Year 4, Month 2, Day 15: You Can’t Fool Me.

USA Today let us know: the farmers are f**ked:

A comprehensive USDA study concludes rising temperatures could cost farmers millions as they battle new pests, faster weed growth and get smaller yields as climate change continues.

WASHINGTON — Climate change could have a drastic and harmful effect on U.S. agriculture, forcing farmers and ranchers to alter where they grow crops and costing them millions of dollars in additional costs to tackle weeds, pests and diseases that threaten their operations, a sweeping government report said Tuesday.

An analysis released by the Agriculture Department said that although U.S. crops and livestock have been able to adapt to changes in their surroundings for close to 150 years, the accelerating pace and intensity of global warming during the next few decades may soon be too much for the once-resilient sector to overcome.

“We’re going to end up in a situation where we have a multitude of things happening that are going to negatively impact crop production,” said Jerry Hatfield, a laboratory director and plant physiologist with USDA’s Agricultural Research Service and lead author of the study. “In fact, we saw this in 2012 with the drought.”

It’s a hoax!

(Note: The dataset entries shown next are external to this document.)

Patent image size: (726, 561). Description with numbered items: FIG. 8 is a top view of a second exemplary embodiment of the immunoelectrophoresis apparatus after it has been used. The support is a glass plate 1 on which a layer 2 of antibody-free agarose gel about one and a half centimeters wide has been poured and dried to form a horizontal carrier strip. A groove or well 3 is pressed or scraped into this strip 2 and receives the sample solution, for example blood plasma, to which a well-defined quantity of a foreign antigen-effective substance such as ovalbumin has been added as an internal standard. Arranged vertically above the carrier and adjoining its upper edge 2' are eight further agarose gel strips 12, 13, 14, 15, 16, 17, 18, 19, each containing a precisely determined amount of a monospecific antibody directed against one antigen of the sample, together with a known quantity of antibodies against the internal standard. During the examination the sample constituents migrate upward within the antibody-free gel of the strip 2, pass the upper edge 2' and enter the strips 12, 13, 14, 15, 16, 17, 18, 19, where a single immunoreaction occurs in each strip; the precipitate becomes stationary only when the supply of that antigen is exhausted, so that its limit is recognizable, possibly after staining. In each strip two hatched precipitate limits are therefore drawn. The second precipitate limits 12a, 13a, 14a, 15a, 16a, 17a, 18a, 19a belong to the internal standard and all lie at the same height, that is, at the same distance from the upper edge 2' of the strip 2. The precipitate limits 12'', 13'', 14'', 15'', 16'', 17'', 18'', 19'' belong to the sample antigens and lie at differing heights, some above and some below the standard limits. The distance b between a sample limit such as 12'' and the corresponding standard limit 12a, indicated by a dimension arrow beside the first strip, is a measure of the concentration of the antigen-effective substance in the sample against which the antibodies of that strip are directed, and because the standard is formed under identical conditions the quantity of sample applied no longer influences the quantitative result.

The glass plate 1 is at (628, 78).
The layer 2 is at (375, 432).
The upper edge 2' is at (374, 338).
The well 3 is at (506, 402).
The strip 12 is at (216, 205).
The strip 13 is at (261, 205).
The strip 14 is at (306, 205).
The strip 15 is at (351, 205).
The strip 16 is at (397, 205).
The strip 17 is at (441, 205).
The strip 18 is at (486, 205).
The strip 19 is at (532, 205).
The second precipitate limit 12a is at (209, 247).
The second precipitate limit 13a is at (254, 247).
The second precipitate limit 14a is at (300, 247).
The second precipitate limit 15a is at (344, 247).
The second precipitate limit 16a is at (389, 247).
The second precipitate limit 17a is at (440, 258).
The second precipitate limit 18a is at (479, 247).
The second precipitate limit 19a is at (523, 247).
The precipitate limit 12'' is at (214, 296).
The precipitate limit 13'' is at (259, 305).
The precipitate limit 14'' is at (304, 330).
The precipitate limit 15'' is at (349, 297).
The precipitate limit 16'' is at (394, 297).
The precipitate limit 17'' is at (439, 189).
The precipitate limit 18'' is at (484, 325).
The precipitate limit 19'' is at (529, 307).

I saw it on FOX! Sent February 7:

As the song puts it, the farmer feeds us all. However, many Americans, raised in a consumer economy where produce sometimes travels thousands of miles to local stores, lack the experience to understand the implications of a phrase like “devastated agriculture.” Industrialized farming has created a food system capable of feeding huge numbers — but only under absolutely predictable conditions. The encroaching threat of climate change is certain to render those conditions anything but predictable. The result? A farm system that decades ago moved to monocropping — taking advantage of economies of scale at the expense of resilience and flexibility — will become enormously vulnerable to changing environmental conditions, rapidly evolving pests, and diseases which can eradicate entire harvests in an eyeblink.

In the late 19th century, Irish monocroppers facing devastating potato blight had two alternatives: die of starvation, or emigrate. What choices will Americans face in the coming decades?